Cerca de 4.000 manifestantes contra o racismo marchavam até o centro de Boston, onde uma manifestação convocada para defender a "liberdade de expressão" - na qual esperava-se o comparecimento de conservadores próximos à extrema direita - estava prevista das 13h00 às 15h00 (de Brasília), segundo um fotógrafo da AFP no local.

As autoridades desta cidade do nordeste dos Estados Unidos, reduto democrata e anti-Trump, proibiram o porte de armas na área e disseram que não permitiriam que a manifestação dos supremacistas brancos se estendesse além do previsto.

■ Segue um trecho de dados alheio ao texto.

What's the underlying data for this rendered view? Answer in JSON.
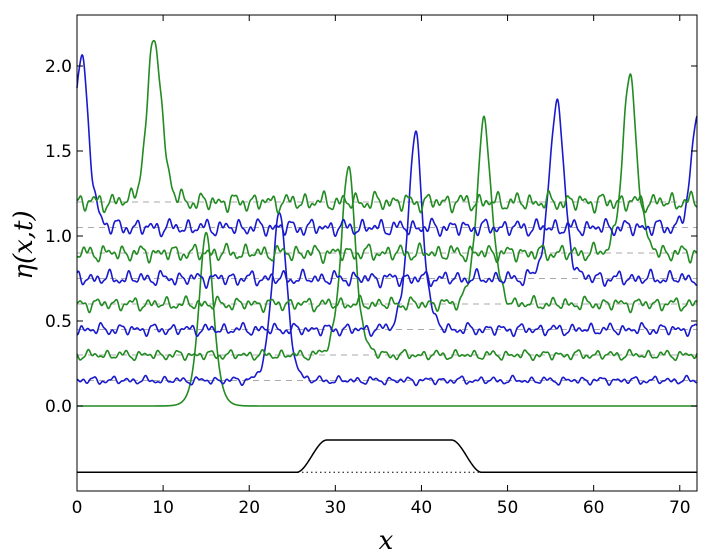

"É hora de fazer algo", afirmou Katie Zipps, manifestante que saiu de Malden, ao norte de Boston, para participar do protesto. "Estamos aqui para aumentar o número dos que resistem", acrescentou.

Os manifestantes esperavam convergir na Boston Common, uma das praças mais famosas da cidade, perto do encontro em nome da liberdade de expressão, que não deveria juntar mais do que centenas de pessoas, segundo o Facebook de seus organizadores.

A polícia e as autoridades municipais multiplicaram os pedidos de calma, depois que a violência em um cruzamento de manifestações similares em Charlottesville criou um clima de tensão nos Estados Unidos.

Uma mulher morreu e 19 pessoas ficaram feridas nessas manifestações, que suscitaram uma profunda indignação alimentada pelas polêmicas reações de Donald Trump. O presidente equiparou os militantes de extrema direita com os manifestantes que protestavam contra o racismo.